Dans ce jour de crise, où l’ennemi public a pénétré dans une portion de mon royaume et qu’il menace la liberté de tout le reste, je viens au milieu de vous pour resserrer encore les liens qui, vous unissant avec moi, font la force de l’État ; je viens, en m’adressant à vous, exposer à toute la France mes sentiments et mes vœux.

J’ai revu ma patrie ; je l’ai réconciliée avec toutes les puissances étrangères, qui seront, n’en doutez pas, fidèles aux traités qui nous ont rendu la paix. J’ai travaillé au bonheur de mon peuple ; j’ai recueilli, je recueille tous les jours les marques les plus touchantes de son amour. Pourrais-je, à soixante ans, mieux terminer ma carrière qu’en mourant pour sa défense ?

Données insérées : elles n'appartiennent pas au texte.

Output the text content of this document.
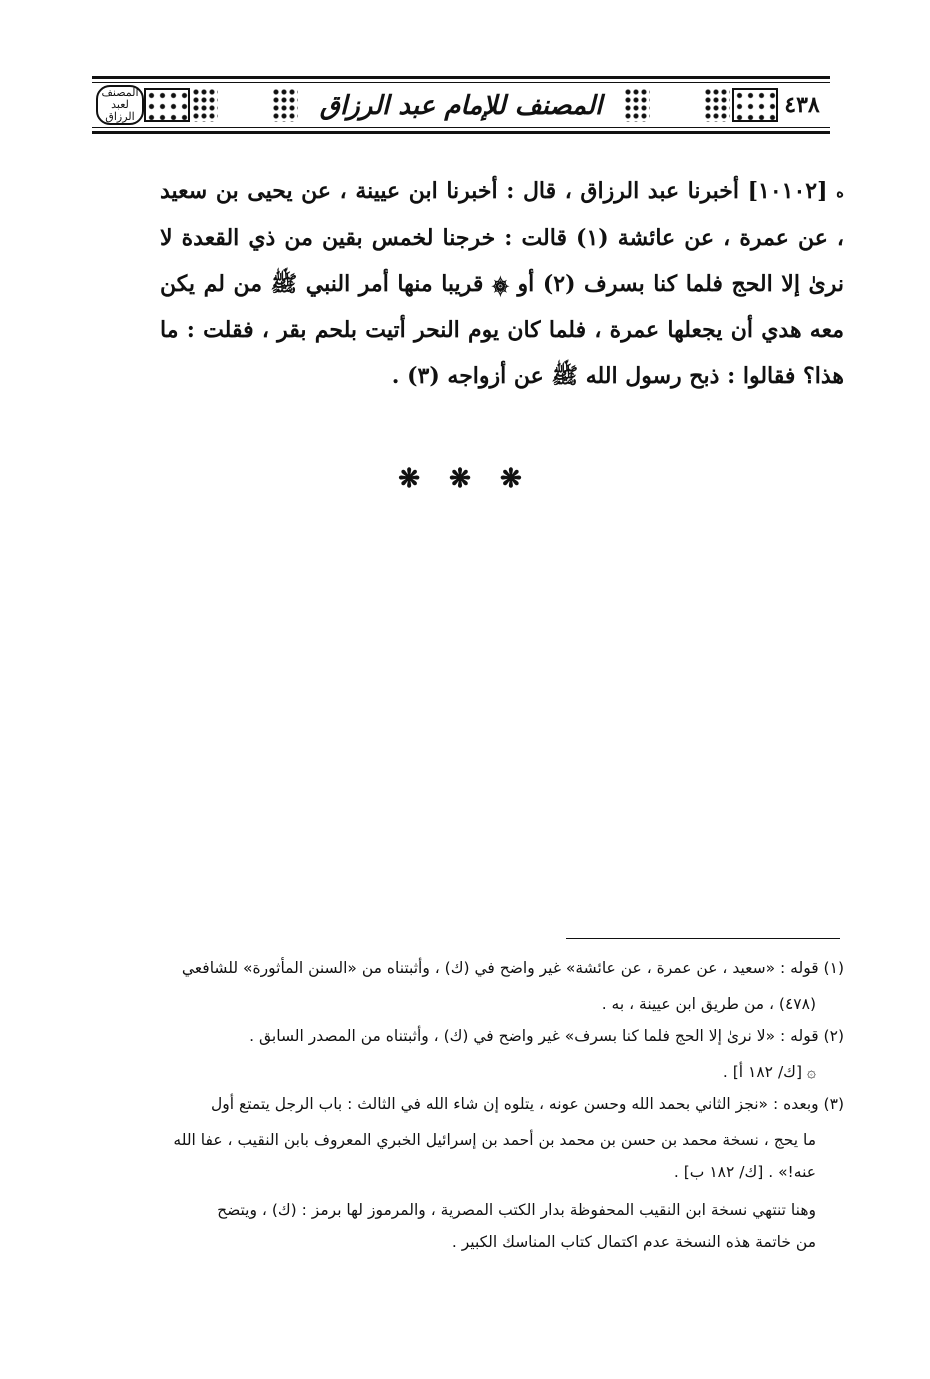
المصنف لعبد الرزاق	المصنف للإمام عبد الرزاق	٤٣٨

ه [١٠١٠٢] أخبرنا عبد الرزاق ، قال : أخبرنا ابن عيينة ، عن يحيى بن سعيد ، عن عمرة ، عن عائشة (١) قالت : خرجنا لخمس بقين من ذي القعدة لا نرىٰ إلا الحج فلما كنا بسرف (٢) أو ۞ قريبا منها أمر النبي ﷺ من لم يكن معه هدي أن يجعلها عمرة ، فلما كان يوم النحر أتيت بلحم بقر ، فقلت : ما هذا؟ فقالوا : ذبح رسول الله ﷺ عن أزواجه (٣) .

❋ ❋ ❋

(١) قوله : «سعيد ، عن عمرة ، عن عائشة» غير واضح في (ك) ، وأثبتناه من «السنن المأثورة» للشافعي

(٤٧٨) ، من طريق ابن عيينة ، به .

(٢) قوله : «لا نرىٰ إلا الحج فلما كنا بسرف» غير واضح في (ك) ، وأثبتناه من المصدر السابق .

۞ [ك/ ١٨٢ أ] .

(٣) وبعده : «نجز الثاني بحمد الله وحسن عونه ، يتلوه إن شاء الله في الثالث : باب الرجل يتمتع أول

ما يحج ، نسخة محمد بن حسن بن محمد بن أحمد بن إسرائيل الخبري المعروف بابن النقيب ، عفا الله

عنه!» . [ك/ ١٨٢ ب] .

وهنا تنتهي نسخة ابن النقيب المحفوظة بدار الكتب المصرية ، والمرموز لها برمز : (ك) ، ويتضح

من خاتمة هذه النسخة عدم اكتمال كتاب المناسك الكبير .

Je ne crains donc rien pour moi, mais je crains pour la France. Celui qui vient allumer parmi nous les torches de la guerre civile y apporte aussi le fléau de la guerre étrangère ; il vient remettre notre patrie sous son joug de fer ; il vient enfin détruire cette Charte constitutionnelle que je vous ai donnée ; cette Charte, mon plus beau titre aux yeux de la postérité ; cette Charte que tous les Français chérissent et que je jure ici de maintenir.

Rallions-nous donc autour d’elle ! qu’elle soit notre étendard sacré ! Les descendants de Henri IV s’y rangeront les premiers ; ils seront suivis de tous les bons Français. Enfin, messieurs, que le concours des deux Chambres donne à l’autorité toute la force qui lui est nécessaire, et cette guerre vraiment nationale prouvera, par son heureuse issue, ce que peut un grand peuple uni par l’amour de son roi et de la loi fondamentale de l’État. »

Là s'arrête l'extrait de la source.